When I start exploring a new AI accelerator idea, I usually try to avoid jumping directly into RTL. The first few days are much more productive when the workflow is structured around fast feedback: define the problem, set a few measurable targets, and build a lightweight model that makes trade-offs visible.
This is especially important for systolic and dataflow-driven architectures, where small choices in tiling, buffering, or operand movement can dominate the final performance and energy story.
1. Start with the bottleneck, not the block diagram
It is tempting to begin with a clean architecture drawing. In practice, I get better results by starting from one question:
What is the real bottleneck for this workload under a realistic resource budget?
For example, in a transformer-oriented accelerator study, the answer is often not simply “MAC throughput.” It may be:
- on-chip SRAM capacity
- activation movement between tiles
- reduction latency
- utilization collapse on irregular shapes
Once that bottleneck is clear, the architectural discussion becomes much sharper.
2. Build a small model before building detailed hardware
My preferred first step is a compact simulator or analytical model that can answer:
- cycle estimate
- buffer requirement
- PE utilization
- data reuse opportunity
- communication pressure
It does not need to be perfect. It only needs to be fast enough to compare design choices honestly.
For instance, a simple configuration table like this is already useful:
workload:
m: 4096
n: 4096
k: 4096
array:
rows: 16
cols: 16
mapping:
tile_m: 128
tile_n: 128
tile_k: 64
dataflow: output-stationary
With a setup like this, I can quickly test whether a change in tile size improves reuse or only increases control complexity.
3. Keep the evaluation metrics simple and comparable
At the beginning, I try to track only a few metrics consistently:
- total cycles
- estimated memory traffic
- utilization
- latency to first output
- basic area proxies such as buffer count or array size
Even rough metrics are valuable if they are measured in a consistent way across all candidates.
4. Delay implementation detail until the design space becomes narrower
I have learned that early over-implementation can hide weak ideas behind a lot of code. If the model still shows unclear trade-offs, it is usually too early to optimize controllers, interfaces, or verification infrastructure.
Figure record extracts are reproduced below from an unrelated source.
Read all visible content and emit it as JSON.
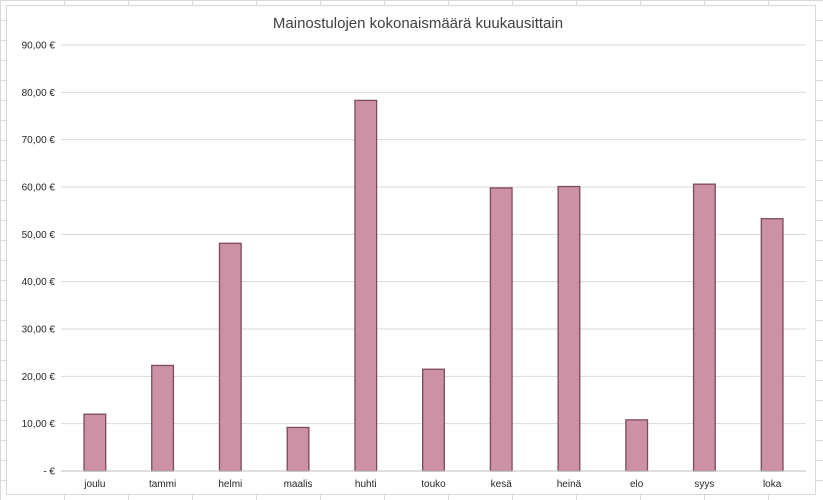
{
  "chart_data": {
    "type": "bar",
    "title": "Mainostulojen kokonaismäärä kuukausittain",
    "xlabel": "",
    "ylabel": "",
    "categories": [
      "joulu",
      "tammi",
      "helmi",
      "maalis",
      "huhti",
      "touko",
      "kesä",
      "heinä",
      "elo",
      "syys",
      "loka"
    ],
    "values": [
      12.0,
      22.3,
      48.1,
      9.2,
      78.3,
      21.5,
      59.8,
      60.1,
      10.8,
      60.6,
      53.3
    ],
    "ylim": [
      0,
      90
    ],
    "y_ticks": [
      0,
      10,
      20,
      30,
      40,
      50,
      60,
      70,
      80,
      90
    ],
    "y_tick_labels": [
      "-  €",
      "10,00 €",
      "20,00 €",
      "30,00 €",
      "40,00 €",
      "50,00 €",
      "60,00 €",
      "70,00 €",
      "80,00 €",
      "90,00 €"
    ],
    "grid": true,
    "legend": "none",
    "bar_fill": "#cd91a6",
    "bar_stroke": "#7a4a5e"
  }
}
Once two or three promising candidates remain, then it makes sense to move toward:
- a cleaner simulator
- RTL microarchitecture sketches
- interface definition
- verification planning
That transition is much easier when the earlier exploration already established why a design should exist.
Closing thought
Good accelerator work is not only about building fast hardware. It is also about building a workflow that helps us reject bad assumptions early.
That is the kind of note I want to keep sharing here: small, practical ideas from architecture exploration, hardware implementation, and research-in-progress.